If the customer is requesting an objection or review of a decision made by Integrated Care transfer to the Integrated Care Team. The Integrated Care Team will discuss the decision with the customer to decide which program to lodge their objection or review with.

For all other customers for a decision made by:

4

Care decision made by Child Support + Read more ...

If the customer still wants to pursue an objection to the care decision transfer the customer to the Objection team.

If the customer advises of a change in the care since the original decision was made, treat this as a new care notification. See Notification of change in child support care. Progress the new care decision as required and transfer the customer to the Objection team if the customer wants to object

Document discussion in the Care window, see Documenting Child Support information.

Procedure ends here.

5

Care decision made by Centrelink + Read more ...

If Centrelink made the original care decision, provide an explanation of the care decision to Child Support customers (mutual or non-mutual) impacted by the decision.

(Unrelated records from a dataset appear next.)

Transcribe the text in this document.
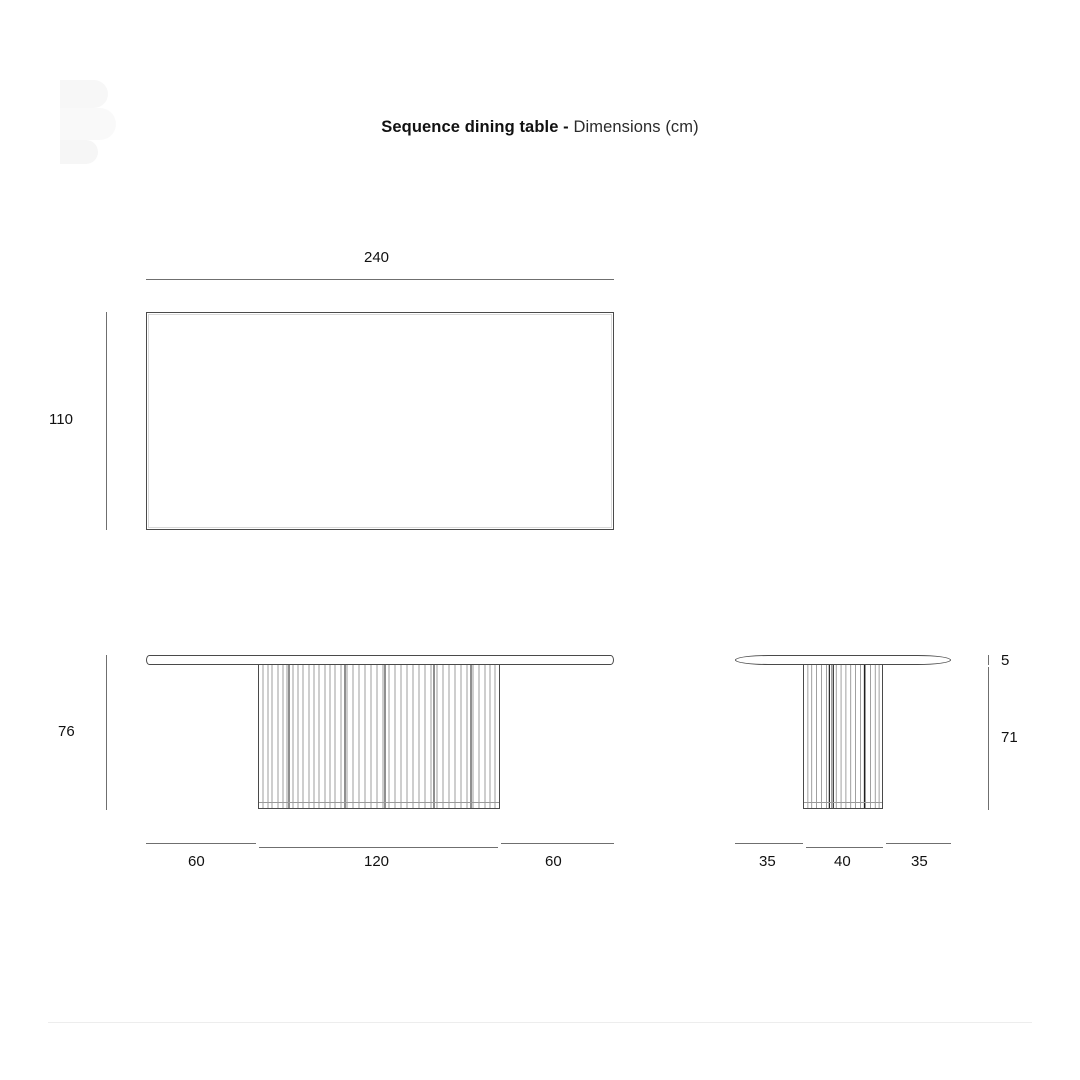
Sequence dining table - Dimensions (cm)
240
110
76
60	120	60
5
71
35	40	35
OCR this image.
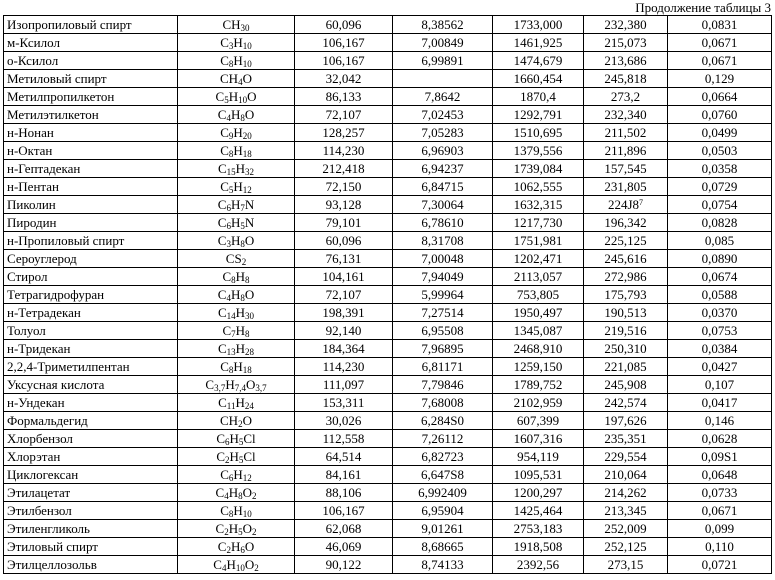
Продолжение таблицы 3
Изопропиловый спирт	$CH_{30}$	60,096	8,38562	1733,000	232,380	0,0831
м-Ксилол	$C_3H_{10}$	106,167	7,00849	1461,925	215,073	0,0671
о-Ксилол	$C_8H_{10}$	106,167	6,99891	1474,679	213,686	0,0671
Метиловый спирт	$CH_4O$	32,042		1660,454	245,818	0,129
Метилпропилкетон	$C_5H_{10}O$	86,133	7,8642	1870,4	273,2	0,0664
Метилэтилкетон	$C_4H_8O$	72,107	7,02453	1292,791	232,340	0,0760
н-Нонан	$C_9H_{20}$	128,257	7,05283	1510,695	211,502	0,0499
н-Октан	$C_8H_{18}$	114,230	6,96903	1379,556	211,896	0,0503
н-Гептадекан	$C_{15}H_{32}$	212,418	6,94237	1739,084	157,545	0,0358
н-Пентан	$C_5H_{12}$	72,150	6,84715	1062,555	231,805	0,0729
Пиколин	$C_6H_7N$	93,128	7,30064	1632,315	$224J8^7$	0,0754
Пиродин	$C_6H_5N$	79,101	6,78610	1217,730	196,342	0,0828
н-Пропиловый спирт	$C_3H_8O$	60,096	8,31708	1751,981	225,125	0,085
Сероуглерод	$CS_2$	76,131	7,00048	1202,471	245,616	0,0890
Стирол	$C_8H_8$	104,161	7,94049	2113,057	272,986	0,0674
Тетрагидрофуран	$C_4H_8O$	72,107	5,99964	753,805	175,793	0,0588
н-Тетрадекан	$C_{14}H_{30}$	198,391	7,27514	1950,497	190,513	0,0370
Толуол	$C_7H_8$	92,140	6,95508	1345,087	219,516	0,0753
н-Тридекан	$C_{13}H_{28}$	184,364	7,96895	2468,910	250,310	0,0384
2,2,4-Триметилпентан	$C_8H_{18}$	114,230	6,81171	1259,150	221,085	0,0427
Уксусная кислота	$C_{3,7}H_{7,4}O_{3,7}$	111,097	7,79846	1789,752	245,908	0,107
н-Ундекан	$C_{11}H_{24}$	153,311	7,68008	2102,959	242,574	0,0417
Формальдегид	$CH_2O$	30,026	6,284S0	607,399	197,626	0,146
Хлорбензол	$C_6H_5Cl$	112,558	7,26112	1607,316	235,351	0,0628
Хлорэтан	$C_2H_5Cl$	64,514	6,82723	954,119	229,554	0,09S1
Циклогексан	$C_6H_{12}$	84,161	6,647S8	1095,531	210,064	0,0648
Этилацетат	$C_4H_8O_2$	88,106	6,992409	1200,297	214,262	0,0733
Этилбензол	$C_8H_{10}$	106,167	6,95904	1425,464	213,345	0,0671
Этиленгликоль	$C_2H_5O_2$	62,068	9,01261	2753,183	252,009	0,099
Этиловый спирт	$C_2H_6O$	46,069	8,68665	1918,508	252,125	0,110
Этилцеллозольв	$C_4H_{10}O_2$	90,122	8,74133	2392,56	273,15	0,0721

Any Child Support customer (mutual or non-mutual) impacted by a Centrelink care decision can:

  • lodge an objection
  • initiate a Centrelink review, or
  • participate in a review process that may have already started

Tell the customer the program who made the care decision is generally best placed to review it.

Example

A non-mutual customer may not understand the relationship between Child Support and Centrelink. Explain this so they can understand why they can speak with Centrelink about care. A non-mutual customer can seek a review with Centrelink.

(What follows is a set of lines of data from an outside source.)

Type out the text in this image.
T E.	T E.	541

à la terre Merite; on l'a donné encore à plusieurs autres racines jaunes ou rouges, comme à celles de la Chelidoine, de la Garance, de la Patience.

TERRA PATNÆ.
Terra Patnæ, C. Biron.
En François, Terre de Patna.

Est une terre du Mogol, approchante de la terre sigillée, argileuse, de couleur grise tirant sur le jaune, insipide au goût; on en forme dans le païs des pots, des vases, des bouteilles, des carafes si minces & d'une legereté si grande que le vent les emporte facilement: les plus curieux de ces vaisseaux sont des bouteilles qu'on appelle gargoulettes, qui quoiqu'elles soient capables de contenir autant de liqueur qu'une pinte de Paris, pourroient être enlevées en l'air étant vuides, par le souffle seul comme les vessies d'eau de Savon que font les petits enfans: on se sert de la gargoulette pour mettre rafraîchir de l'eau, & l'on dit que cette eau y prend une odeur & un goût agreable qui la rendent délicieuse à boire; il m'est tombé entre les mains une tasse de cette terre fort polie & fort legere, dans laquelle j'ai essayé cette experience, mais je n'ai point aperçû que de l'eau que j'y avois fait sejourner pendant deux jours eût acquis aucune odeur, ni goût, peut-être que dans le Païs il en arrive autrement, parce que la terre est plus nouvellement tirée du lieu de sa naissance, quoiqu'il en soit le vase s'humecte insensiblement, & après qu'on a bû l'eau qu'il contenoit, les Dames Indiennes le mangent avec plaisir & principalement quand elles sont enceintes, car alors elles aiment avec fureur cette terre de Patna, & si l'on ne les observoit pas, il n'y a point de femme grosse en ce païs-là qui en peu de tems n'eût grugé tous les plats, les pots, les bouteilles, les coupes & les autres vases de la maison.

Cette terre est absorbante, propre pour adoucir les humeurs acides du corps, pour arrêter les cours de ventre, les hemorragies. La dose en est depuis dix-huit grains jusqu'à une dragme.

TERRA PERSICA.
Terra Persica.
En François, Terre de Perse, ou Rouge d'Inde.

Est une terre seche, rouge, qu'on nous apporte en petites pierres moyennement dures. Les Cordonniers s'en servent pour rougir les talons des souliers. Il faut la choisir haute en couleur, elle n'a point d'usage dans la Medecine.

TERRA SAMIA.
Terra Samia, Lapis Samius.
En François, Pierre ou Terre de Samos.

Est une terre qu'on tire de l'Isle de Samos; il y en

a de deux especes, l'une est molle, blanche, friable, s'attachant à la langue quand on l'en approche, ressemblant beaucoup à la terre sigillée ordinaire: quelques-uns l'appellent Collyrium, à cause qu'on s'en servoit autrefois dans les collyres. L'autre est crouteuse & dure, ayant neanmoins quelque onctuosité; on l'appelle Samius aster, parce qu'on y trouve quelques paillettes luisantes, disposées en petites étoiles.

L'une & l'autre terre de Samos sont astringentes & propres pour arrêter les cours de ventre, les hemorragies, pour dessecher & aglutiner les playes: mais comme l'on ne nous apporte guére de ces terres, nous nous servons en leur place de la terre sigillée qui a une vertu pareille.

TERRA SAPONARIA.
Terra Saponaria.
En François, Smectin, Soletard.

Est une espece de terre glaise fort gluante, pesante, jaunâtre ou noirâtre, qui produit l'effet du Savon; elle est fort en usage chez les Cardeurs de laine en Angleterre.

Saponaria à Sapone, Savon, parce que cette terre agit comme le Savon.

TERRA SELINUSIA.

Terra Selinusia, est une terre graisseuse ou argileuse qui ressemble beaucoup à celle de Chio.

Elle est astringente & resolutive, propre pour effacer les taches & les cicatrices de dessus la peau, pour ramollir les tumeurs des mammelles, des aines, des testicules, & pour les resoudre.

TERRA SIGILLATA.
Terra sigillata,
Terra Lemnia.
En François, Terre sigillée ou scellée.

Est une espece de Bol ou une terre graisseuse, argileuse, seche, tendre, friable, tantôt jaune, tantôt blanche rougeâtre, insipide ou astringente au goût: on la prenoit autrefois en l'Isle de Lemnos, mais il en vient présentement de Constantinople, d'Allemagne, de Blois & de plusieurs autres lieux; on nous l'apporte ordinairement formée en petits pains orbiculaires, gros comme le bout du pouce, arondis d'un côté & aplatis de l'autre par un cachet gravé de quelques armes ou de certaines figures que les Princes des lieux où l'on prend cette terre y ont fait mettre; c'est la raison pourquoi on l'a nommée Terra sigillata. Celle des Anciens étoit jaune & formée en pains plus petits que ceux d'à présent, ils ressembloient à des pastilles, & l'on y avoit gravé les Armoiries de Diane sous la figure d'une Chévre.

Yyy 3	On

If the customer asks why the care percentages recorded in the Centrelink decision and Centrelink assessment are different, transfer the customer to Centrelink to determine why this has occurred. It may be a keying error.

6

Customer has lodged a review + Read more ...

Ask the customer if they have already lodged a request for a format review of decision with Centrelink. If the customer has lodged a review, open the External Information Care window to check:

  • the Appeal Related indicator has a status of ‘Y’, or
  • that a review/objection is in progress

Open the Objections window to check if there is a Child Support objection in progress. If there is no objection in progress, the review is being managed by Centrelink.

If the Appeal Related indicator has a status of ‘Y’, and the customer has not lodged a review with Centrelink, the other party may have initiated this.

Tell the customer that Centrelink is managing this process and once a decision is made, they will advise Child Support of the outcome.

Finalise any child support issues and transfer the customer to Centrelink to discuss the review in progress.

Document discussion in the Care window.

If the customer has not yet lodged a review with Centrelink, go to Step 7

7

Customer wants to lodge a review + Read more ...

If the customer wishes to pursue their review rights to the Centrelink decision with:

  • Centrelink, finalise any child support issues and transfer the customer to Centrelink, or
  • Child Support, transfer the customer to the Objections Team

See Customer Referral Guidelines (CRG) - Child Support for transfer information, and document discussion in the Care window notepad.